His hands were as steady as ever as he sutured the neck wound closed. Jeffrey Marshal’s family would wa
nt the body to appear as normal as possible for the funeral.
11
There is no failure worse than death. It had never left him; the death in Iraq had followed him home, and he was never more certain of this than now. He had caused Jeffrey Marshal’s death, if not intentionally, then at least by negligence, just as surely as he had killed the Iraqi boy. After he had sutured the neck closed, they had gathered four strong men to lift Jeffrey Marshal’s body from the surgical table onto a gurney to be taken to the morgue. Then he had had to sign papers. Finally, sitting in the doctors’ lounge, Thomas took off his glasses and rubbed his eyes. He looked through the chart one more time, searching for any glaring error that he had overlooked, but he found nothing unusual. The EKG, blood work, and the medical history didn’t have any abnormality. Jeffrey Marshal had undergone knee surgery just three months before, and it had been successful and uncomplicated. At last, Thomas called the postoperative nurse and asked if family members were waiting. No, Jeffrey Marshal had no one waiting. Thomas found two phone numbers in the chart and called them both. One number went directly to Marshal’s voicemail, and the other one went to an answering machine in his apartment. Other doctors passed through the lounge and nodded to him sympathetically.

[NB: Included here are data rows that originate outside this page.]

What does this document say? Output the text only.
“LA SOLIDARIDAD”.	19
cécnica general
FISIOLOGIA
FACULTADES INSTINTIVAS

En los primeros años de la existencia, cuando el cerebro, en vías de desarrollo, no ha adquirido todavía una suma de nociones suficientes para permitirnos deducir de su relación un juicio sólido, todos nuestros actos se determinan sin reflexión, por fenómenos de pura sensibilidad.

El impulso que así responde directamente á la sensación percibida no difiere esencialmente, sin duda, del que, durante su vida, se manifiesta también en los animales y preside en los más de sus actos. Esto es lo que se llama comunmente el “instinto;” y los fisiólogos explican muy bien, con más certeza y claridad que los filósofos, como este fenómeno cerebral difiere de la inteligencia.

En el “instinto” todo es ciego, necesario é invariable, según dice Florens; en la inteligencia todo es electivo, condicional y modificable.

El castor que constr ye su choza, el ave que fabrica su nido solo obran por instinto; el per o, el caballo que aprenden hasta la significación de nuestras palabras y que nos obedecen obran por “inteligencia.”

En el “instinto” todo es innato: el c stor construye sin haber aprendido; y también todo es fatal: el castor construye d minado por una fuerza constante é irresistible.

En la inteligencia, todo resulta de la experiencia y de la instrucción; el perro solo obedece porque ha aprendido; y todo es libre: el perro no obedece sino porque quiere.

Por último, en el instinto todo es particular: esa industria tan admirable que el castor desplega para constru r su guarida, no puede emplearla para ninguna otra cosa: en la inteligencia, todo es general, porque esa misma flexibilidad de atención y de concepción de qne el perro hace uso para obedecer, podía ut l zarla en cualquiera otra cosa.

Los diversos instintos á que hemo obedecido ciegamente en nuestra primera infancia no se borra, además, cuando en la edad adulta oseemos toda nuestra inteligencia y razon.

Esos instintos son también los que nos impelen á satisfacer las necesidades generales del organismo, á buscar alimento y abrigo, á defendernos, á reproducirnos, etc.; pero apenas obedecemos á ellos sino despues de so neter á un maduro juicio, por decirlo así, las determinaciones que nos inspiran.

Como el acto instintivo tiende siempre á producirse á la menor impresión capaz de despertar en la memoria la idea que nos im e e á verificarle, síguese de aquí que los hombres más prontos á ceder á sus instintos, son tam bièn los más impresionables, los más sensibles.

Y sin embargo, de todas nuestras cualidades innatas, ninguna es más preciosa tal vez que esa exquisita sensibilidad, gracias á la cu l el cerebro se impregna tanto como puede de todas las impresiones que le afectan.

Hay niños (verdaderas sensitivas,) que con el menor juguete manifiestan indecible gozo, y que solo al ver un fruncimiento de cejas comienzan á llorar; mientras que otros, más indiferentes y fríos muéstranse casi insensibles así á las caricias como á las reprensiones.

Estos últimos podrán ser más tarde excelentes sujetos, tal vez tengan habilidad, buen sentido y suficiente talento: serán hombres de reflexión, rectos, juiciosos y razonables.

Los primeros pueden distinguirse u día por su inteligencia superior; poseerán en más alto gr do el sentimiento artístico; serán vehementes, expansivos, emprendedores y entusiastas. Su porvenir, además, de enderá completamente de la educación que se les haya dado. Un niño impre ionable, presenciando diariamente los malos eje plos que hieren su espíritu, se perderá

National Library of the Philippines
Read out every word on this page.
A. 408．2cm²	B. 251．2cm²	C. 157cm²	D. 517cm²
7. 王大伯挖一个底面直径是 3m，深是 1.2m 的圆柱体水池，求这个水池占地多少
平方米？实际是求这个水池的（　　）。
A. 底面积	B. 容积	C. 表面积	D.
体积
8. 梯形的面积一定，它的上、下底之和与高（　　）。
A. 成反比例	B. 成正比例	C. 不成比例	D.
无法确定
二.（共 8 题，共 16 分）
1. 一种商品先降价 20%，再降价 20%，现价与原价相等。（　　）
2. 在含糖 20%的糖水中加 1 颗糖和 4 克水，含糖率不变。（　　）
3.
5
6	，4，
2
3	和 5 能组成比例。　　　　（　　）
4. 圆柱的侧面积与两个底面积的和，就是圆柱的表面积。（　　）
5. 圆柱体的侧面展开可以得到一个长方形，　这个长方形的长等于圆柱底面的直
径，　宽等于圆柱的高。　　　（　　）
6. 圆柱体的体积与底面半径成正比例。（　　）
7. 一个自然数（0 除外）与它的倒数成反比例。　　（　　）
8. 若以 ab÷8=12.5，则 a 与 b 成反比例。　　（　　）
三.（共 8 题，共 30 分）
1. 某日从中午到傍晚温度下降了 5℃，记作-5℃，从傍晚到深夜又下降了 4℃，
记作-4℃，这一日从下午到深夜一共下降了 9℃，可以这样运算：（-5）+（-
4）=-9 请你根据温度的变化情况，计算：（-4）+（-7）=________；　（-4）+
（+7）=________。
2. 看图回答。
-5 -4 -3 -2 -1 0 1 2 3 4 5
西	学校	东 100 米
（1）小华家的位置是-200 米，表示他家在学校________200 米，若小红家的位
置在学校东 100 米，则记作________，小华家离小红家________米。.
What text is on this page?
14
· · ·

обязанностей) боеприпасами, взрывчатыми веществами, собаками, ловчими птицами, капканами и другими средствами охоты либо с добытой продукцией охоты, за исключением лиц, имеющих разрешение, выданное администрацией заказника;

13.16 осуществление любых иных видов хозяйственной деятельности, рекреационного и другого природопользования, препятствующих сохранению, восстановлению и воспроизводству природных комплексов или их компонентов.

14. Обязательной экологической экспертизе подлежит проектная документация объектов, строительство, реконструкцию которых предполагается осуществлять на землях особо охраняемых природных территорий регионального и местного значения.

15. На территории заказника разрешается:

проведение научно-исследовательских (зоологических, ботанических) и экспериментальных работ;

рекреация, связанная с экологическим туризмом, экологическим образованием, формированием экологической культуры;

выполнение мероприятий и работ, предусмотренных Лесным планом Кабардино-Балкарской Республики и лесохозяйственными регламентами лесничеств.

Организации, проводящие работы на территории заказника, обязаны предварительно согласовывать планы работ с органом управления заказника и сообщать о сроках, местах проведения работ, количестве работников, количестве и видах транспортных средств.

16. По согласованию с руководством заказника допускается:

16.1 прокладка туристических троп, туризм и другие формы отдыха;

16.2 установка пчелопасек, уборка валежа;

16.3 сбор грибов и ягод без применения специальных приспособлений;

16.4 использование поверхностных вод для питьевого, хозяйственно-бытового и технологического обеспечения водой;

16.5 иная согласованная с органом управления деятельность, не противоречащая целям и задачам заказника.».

By the afternoon, news reached the office and caused a great shock to the nurses and to Mike. Except for the occasional surgical complications that occurred once or twice a year, all having been expediently corrected, they had never had a patient die in the operating room before.
That night Mike came over to Thomas’s house, and they sat at the dinner table going over the chart, to see if anything could have been done differently.
“Everything looks okay,” Mike said at last. Though the softness of his voice and the downcast eyes signaled something he didn’t want to say out loud.